Sodium bromide supporting data

Observations in a 4-week oral study in female rats (Van Logten M.J.et al., 1973) and a 90-day oral study in male and female rats (Van Logten M.J.et al., 1974) demonstrated that sodium bromide caused behavioural changes, growth reduction, increased thyroid and adrenals weights, and a dose-related disturbance of the endocrine system. The NO(A)EL for rats was 15 mg (Br^-)/kg bw/day from the 90-day oral study. The results of an additional 90-day repeat dose study with sodium bromide (Van Logten M.J.et al., 1976) and a 90-day study with a similar salt, ammonium bromide (Barton S.J.et al., Inveresk Research, Report No. 18612) did not show any evidence of cellular change, even in potential target tissues such as the endocrine (thyroid) or neural systems, that could be considered preneoplastic change. Repeat dose studies in dogs were performed according to non-standard tests in which animals received 78 rising to 312 mg (Br^-)/kg bw/day for 400 days (Rosenblum I., 1958). Signs of toxicity noted were stated as being comparable with signs noted in human after suffering bromide intoxication. Although no NO(A)EL was determined, the study author states that dogs receiving 78 mg (Br^-)/kg/day showed no mortalities and only minimal signs of toxicity.

Conclusion

The NO(A)EL from sub-chronic toxicity studies is 95 mg/kg bw/day (modified for sodium bromide) from the 90-day oral study with ammonium bromide in rats.

Justification for selection of repeated dose toxicity via oral route - systemic effects endpoint:
The ion of concern for systemic toxicity is bromide.
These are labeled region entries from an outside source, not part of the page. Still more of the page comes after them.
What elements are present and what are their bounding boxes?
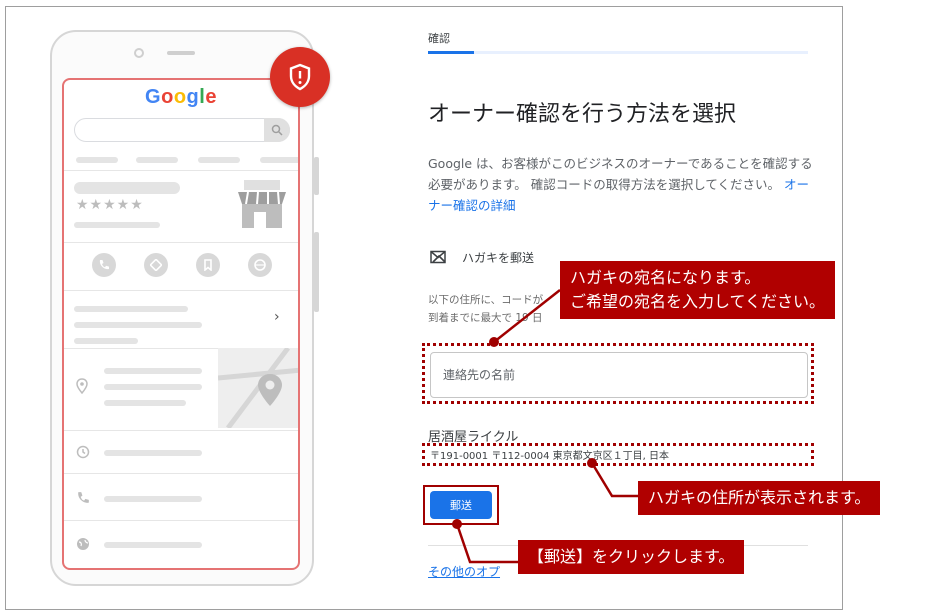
callout-line: ハガキの宛名になります。 xyxy=(570,268,761,287)
callout-send: 【郵送】をクリックします。 xyxy=(518,540,745,574)
callout-line: ご希望の宛名を入力してください。 xyxy=(570,292,826,311)
highlight-address xyxy=(422,443,814,466)
callout-address: ハガキの住所が表示されます。 xyxy=(638,481,881,515)
annotation-dot xyxy=(452,519,462,529)
annotation-dot xyxy=(587,458,597,468)
callout-name-field: ハガキの宛名になります。 ご希望の宛名を入力してください。 xyxy=(560,261,836,319)
annotation-dot xyxy=(489,337,499,347)
highlight-send-button xyxy=(423,485,499,525)
highlight-name-input xyxy=(422,343,814,404)
callout-line: ハガキの住所が表示されます。 xyxy=(648,488,871,507)
callout-line: 【郵送】をクリックします。 xyxy=(528,547,735,566)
The study by Barton et al on ammonium bromide gives the lowest reliable NOAEL for bromide salts = 100 mg/kg bw/day. The NOAEL has been extrapolated to NaBr giving a final NOAEL for inorganic bromide salts of 95 mg/kg bw/day.

Justification for classification or non-classification

The substance should not be classified based on NOAEL 60 mg/kgbw/day in 90 day of oral repeated dose exposure.